Les étrangers disent… merci l’Algérie

Marocains, Tunisiens, Sahraouis ou encore Américains, les rapatriés vers Alger la Blanche ont tous salué les efforts salutaires déployés par les autorités compétentes. Menna Mohamed Salem et Wahba Mohamed Mbarek, deux lycéennes en Libye, ont parlé à cœur ouvert. « Les Libyens ne nous ont jamais maltraités, mais les Algériens, par le fraternité et leurs aides précieuses, ont eu toujours une place exceptionnelle dans nos cœurs », témoignent les deux jeunes filles, les larmes aux yeux. Les Sahraouis se sont bousculés pour s’exprimer.

« Patiente, il (journaliste) ne va pas partir avant qu’il ne nous interroge », dira l’une d’elles. Quand Souad El Bachir a été interrogée, la petite n’hésita pas à lancer : « Je souhaite l’indépendance pour mon pays (RASD) et le retour au calme pour la Libye». Pour les autres étrangers, à l’image d’une sexagénaire d’origine marocaine, « les autorité sont remerciées pour cette bonne initiative ». « Ce n’est pas nouveau pour l’Etat algérien » a souligné une source diplomatique marocaine, voulant garder l’anonymat, venue accueillir les ressortissants marocains.

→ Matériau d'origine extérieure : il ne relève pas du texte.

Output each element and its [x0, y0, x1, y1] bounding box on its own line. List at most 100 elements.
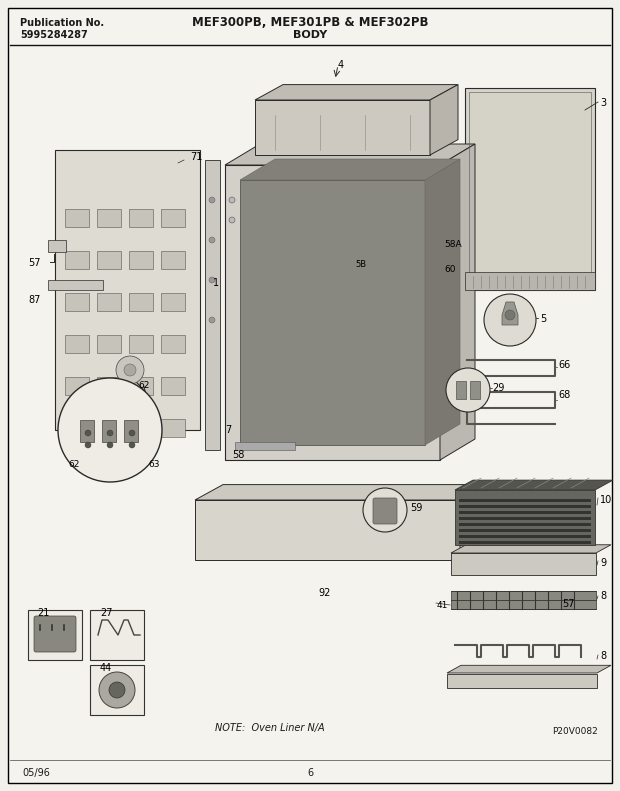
- Text: 63: 63: [148, 460, 159, 469]
- Circle shape: [209, 197, 215, 203]
- Circle shape: [363, 488, 407, 532]
- Text: 7: 7: [225, 425, 231, 435]
- Bar: [65, 377, 89, 395]
- Text: 6: 6: [307, 768, 313, 778]
- FancyBboxPatch shape: [34, 616, 76, 652]
- Bar: [459, 505, 591, 508]
- Bar: [97, 293, 121, 311]
- Circle shape: [129, 442, 135, 448]
- Bar: [129, 419, 153, 437]
- Polygon shape: [240, 159, 460, 180]
- Text: 1: 1: [213, 278, 219, 288]
- Bar: [255, 100, 430, 155]
- Circle shape: [85, 442, 91, 448]
- Bar: [456, 381, 466, 399]
- Bar: [161, 419, 185, 437]
- Polygon shape: [425, 159, 460, 445]
- Circle shape: [109, 682, 125, 698]
- Circle shape: [107, 442, 113, 448]
- Bar: [459, 499, 591, 502]
- Circle shape: [85, 430, 91, 436]
- Bar: [470, 381, 480, 399]
- Polygon shape: [225, 144, 475, 165]
- Text: NOTE:  Oven Liner N/A: NOTE: Oven Liner N/A: [215, 723, 325, 733]
- Text: 62: 62: [138, 381, 149, 390]
- Bar: [97, 335, 121, 353]
- Bar: [65, 293, 89, 311]
- Bar: [97, 251, 121, 269]
- Text: 71: 71: [190, 152, 202, 162]
- Text: Publication No.: Publication No.: [20, 18, 104, 28]
- Text: 5995284287: 5995284287: [20, 30, 88, 40]
- Circle shape: [129, 430, 135, 436]
- Text: 5: 5: [540, 314, 546, 324]
- Text: 92: 92: [318, 588, 330, 598]
- Bar: [447, 674, 597, 688]
- Text: 87: 87: [28, 295, 40, 305]
- Text: 62: 62: [68, 460, 79, 469]
- Text: 44: 44: [100, 663, 112, 673]
- Bar: [97, 209, 121, 227]
- Text: 58: 58: [232, 450, 244, 460]
- Bar: [161, 377, 185, 395]
- Bar: [65, 251, 89, 269]
- Circle shape: [107, 430, 113, 436]
- Circle shape: [124, 364, 136, 376]
- Circle shape: [229, 197, 235, 203]
- Text: 57: 57: [562, 599, 575, 609]
- Bar: [65, 209, 89, 227]
- Bar: [225, 165, 440, 460]
- Text: BODY: BODY: [293, 30, 327, 40]
- Bar: [161, 209, 185, 227]
- Text: MEF300PB, MEF301PB & MEF302PB: MEF300PB, MEF301PB & MEF302PB: [192, 16, 428, 29]
- Bar: [65, 335, 89, 353]
- Bar: [451, 553, 596, 575]
- Bar: [48, 280, 103, 290]
- Bar: [465, 272, 595, 290]
- Bar: [161, 251, 185, 269]
- FancyBboxPatch shape: [373, 498, 397, 524]
- Bar: [129, 377, 153, 395]
- Bar: [465, 88, 595, 290]
- Bar: [459, 529, 591, 532]
- Bar: [129, 251, 153, 269]
- Bar: [235, 442, 295, 450]
- Bar: [459, 541, 591, 544]
- Circle shape: [99, 672, 135, 708]
- Text: 59: 59: [410, 503, 422, 513]
- Polygon shape: [430, 85, 458, 155]
- Bar: [97, 419, 121, 437]
- Bar: [90, 665, 144, 715]
- Text: 9: 9: [600, 558, 606, 568]
- Text: 66: 66: [558, 360, 570, 370]
- Text: 21: 21: [37, 608, 50, 618]
- Bar: [124, 420, 138, 442]
- Polygon shape: [502, 302, 518, 325]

Le travail ne s’arrête pas là

Après le départ des derniers rapatriés, le personnel du navire Tassili II s’est donné une autre tâche. « C’est la dernière mi-temps. L’arbitre ne tardera pas à siffler », a lancé Mohamed, un matelot de 30 ans. L’équipage, après contrôle de routine, a commencé à nettoyer le navire. Sifflant et souriant, l’« essentiel pour nous c’est que la mission est accomplie». Allez les fainéants ! » lança un sexagénaire, les yeux cernés. Docteur Bensaida et son staff médical ne pouvaient que s’asseoir sur les bancs. « Nous somme très fatigués, mais nous allons nous reposer ! (…) nous avons réussi à les faire sortir d’une crise humanitaire » a-t-il ajouté en s’adossant. « Notre équipe a acquis de l’expérience durant la décennie noire », a indiqué le docteur. Dans le parking, les bus sont prêts pour se diriger vers la gare routière du Caroubier, l’équipe de Mme Belmiloud contrôlait la situation. Des câlins et des bisous ont été faits entre les rapatriés et… tout les présents. Hier vendredi à 00h00, mission accomplie. Bravo les Algériens.